Compliance Management, Privacy

ACLU asks appeals court to bar NSA bulk collection of data

The American Civil Liberties Union (ACLU) has asked a federal appeals court in a brief filed Tuesday to bar the National Security Agency (NSA) from bulk collection of phone records.

“This dragnet surveillance program should never have been launched, and it should certainly be terminated now,” Jameel Jaffer, deputy legal director of the ACLU, said in a Tuesday release. “Not even the government contends anymore that the program has been effective, and the 2nd Circuit has already concluded that the program is illegal. It's a needless and unlawful intrusion into the privacy rights of millions of innocent Americans.”

In May a three-judge panel on the Second Circuit Court of Appeals ruled the program to be illegal but refrained from issuing an injunction because Section 215 of the USA PATRIOT Act, which ostensibly authorized the NSA program, were set to expire June 1 if Congress did not act.

But government had contended to a Foreign Intelligence Surveillance Court (FISC) that the recently passed USA Freedom Act allows the bulk collection - which was suspended briefly when Section 215 expired - during a 180-day transition period to the new law, and noted “that Second Circuit rulings do not constitute controlling precedent” for the FISC.
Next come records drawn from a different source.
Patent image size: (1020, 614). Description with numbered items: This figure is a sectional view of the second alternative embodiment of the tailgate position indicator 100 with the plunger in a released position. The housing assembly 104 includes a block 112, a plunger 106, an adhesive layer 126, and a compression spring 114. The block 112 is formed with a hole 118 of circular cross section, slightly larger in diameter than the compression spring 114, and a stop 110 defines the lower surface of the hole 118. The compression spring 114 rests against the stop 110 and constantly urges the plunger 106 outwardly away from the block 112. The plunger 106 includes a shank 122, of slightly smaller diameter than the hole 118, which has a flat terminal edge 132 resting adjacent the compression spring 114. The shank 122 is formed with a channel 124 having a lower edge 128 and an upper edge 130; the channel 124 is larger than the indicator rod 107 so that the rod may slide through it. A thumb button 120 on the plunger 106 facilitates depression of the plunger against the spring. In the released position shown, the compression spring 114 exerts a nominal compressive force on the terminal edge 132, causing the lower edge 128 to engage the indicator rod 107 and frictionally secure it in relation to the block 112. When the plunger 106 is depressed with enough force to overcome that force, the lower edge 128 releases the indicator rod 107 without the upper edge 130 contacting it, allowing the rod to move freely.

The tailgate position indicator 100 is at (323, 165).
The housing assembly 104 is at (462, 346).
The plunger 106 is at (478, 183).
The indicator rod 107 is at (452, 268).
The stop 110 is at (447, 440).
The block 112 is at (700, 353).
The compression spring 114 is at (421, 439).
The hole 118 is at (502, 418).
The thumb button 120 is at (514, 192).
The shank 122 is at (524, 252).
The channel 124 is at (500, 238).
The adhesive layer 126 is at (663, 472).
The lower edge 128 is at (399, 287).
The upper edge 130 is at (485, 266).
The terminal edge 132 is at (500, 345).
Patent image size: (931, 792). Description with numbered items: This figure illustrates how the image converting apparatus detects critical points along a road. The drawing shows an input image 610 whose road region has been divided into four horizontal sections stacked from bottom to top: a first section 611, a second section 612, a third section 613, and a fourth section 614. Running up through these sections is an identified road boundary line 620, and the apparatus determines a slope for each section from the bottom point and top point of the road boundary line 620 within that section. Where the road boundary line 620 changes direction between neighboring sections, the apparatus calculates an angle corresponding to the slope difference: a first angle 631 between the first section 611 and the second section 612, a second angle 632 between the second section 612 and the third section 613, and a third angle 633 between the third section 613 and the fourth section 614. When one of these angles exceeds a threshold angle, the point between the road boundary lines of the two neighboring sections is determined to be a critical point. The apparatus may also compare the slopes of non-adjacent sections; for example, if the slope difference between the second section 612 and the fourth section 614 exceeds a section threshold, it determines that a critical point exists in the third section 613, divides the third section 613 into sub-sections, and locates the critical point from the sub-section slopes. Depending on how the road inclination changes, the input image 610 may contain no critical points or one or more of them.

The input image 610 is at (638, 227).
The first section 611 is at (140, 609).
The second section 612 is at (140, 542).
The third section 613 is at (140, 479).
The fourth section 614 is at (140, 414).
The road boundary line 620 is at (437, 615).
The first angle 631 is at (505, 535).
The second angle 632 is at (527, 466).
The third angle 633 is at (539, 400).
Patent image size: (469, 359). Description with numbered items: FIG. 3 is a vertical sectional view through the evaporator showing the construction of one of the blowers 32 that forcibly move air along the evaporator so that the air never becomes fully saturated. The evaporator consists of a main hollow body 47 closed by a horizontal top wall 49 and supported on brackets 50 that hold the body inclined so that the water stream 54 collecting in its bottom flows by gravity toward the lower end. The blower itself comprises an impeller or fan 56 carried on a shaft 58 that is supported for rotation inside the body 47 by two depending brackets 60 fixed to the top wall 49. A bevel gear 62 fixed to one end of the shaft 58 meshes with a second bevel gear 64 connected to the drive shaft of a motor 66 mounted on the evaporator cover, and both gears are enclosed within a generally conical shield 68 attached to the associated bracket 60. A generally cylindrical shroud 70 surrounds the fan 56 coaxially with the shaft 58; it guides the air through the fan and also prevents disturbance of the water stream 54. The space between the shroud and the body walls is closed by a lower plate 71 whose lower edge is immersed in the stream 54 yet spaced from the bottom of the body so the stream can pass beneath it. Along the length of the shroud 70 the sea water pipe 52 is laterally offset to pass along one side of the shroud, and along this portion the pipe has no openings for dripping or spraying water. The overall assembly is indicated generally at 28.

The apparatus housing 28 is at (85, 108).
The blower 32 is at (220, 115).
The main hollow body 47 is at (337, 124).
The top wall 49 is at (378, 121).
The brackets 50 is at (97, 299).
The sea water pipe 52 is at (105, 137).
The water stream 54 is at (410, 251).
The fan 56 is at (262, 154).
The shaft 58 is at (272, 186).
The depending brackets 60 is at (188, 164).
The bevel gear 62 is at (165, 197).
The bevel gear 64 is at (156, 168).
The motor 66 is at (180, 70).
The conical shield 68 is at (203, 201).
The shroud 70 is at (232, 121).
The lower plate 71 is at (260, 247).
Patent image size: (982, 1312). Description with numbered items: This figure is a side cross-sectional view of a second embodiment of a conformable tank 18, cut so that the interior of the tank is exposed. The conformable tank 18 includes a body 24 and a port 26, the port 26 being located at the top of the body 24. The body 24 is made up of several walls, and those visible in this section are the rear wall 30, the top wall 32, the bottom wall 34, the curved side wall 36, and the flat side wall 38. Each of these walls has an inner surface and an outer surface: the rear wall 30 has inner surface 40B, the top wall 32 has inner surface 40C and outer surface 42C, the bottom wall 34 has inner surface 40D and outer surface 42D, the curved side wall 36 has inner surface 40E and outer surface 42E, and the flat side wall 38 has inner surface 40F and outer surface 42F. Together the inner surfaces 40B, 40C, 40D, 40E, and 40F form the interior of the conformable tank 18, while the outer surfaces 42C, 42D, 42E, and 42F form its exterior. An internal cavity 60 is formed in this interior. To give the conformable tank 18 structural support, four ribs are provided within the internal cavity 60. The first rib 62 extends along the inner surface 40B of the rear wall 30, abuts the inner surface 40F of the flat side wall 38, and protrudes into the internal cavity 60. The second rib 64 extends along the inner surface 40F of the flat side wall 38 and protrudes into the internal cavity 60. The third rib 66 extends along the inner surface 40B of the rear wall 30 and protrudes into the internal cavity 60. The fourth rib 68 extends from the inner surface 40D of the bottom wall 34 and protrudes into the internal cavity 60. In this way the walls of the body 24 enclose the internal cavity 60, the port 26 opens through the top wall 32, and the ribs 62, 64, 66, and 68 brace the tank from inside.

In asking for a preliminary injunction in the Tuesday brief, in the ACLU v. Clapper, a case brought by the civil rights organization in 2013, the ACLU essentially said the government was misinterpreting the law.

“The government is collecting call records in bulk under the same statutory authority this Court previously held did not permit it; the government intends to continue this surveillance for at least 180 days; and the government apparently intends to retain and use the fruits of its unlawful surveillance indefinitely,” the brief said, contending that government also “apparently intends to retain and use the fruits of its unlawful surveillance indefinitely.”

ACLU Staff Attorney Alex Abdo, who argued the Clapper case before the second circuit, noted in a statement that “government says it will wind down this unconstitutional program eventually, but the Constitution doesn't have a grace period.”

He added, “Bulk collection is unconstitutional and must end.”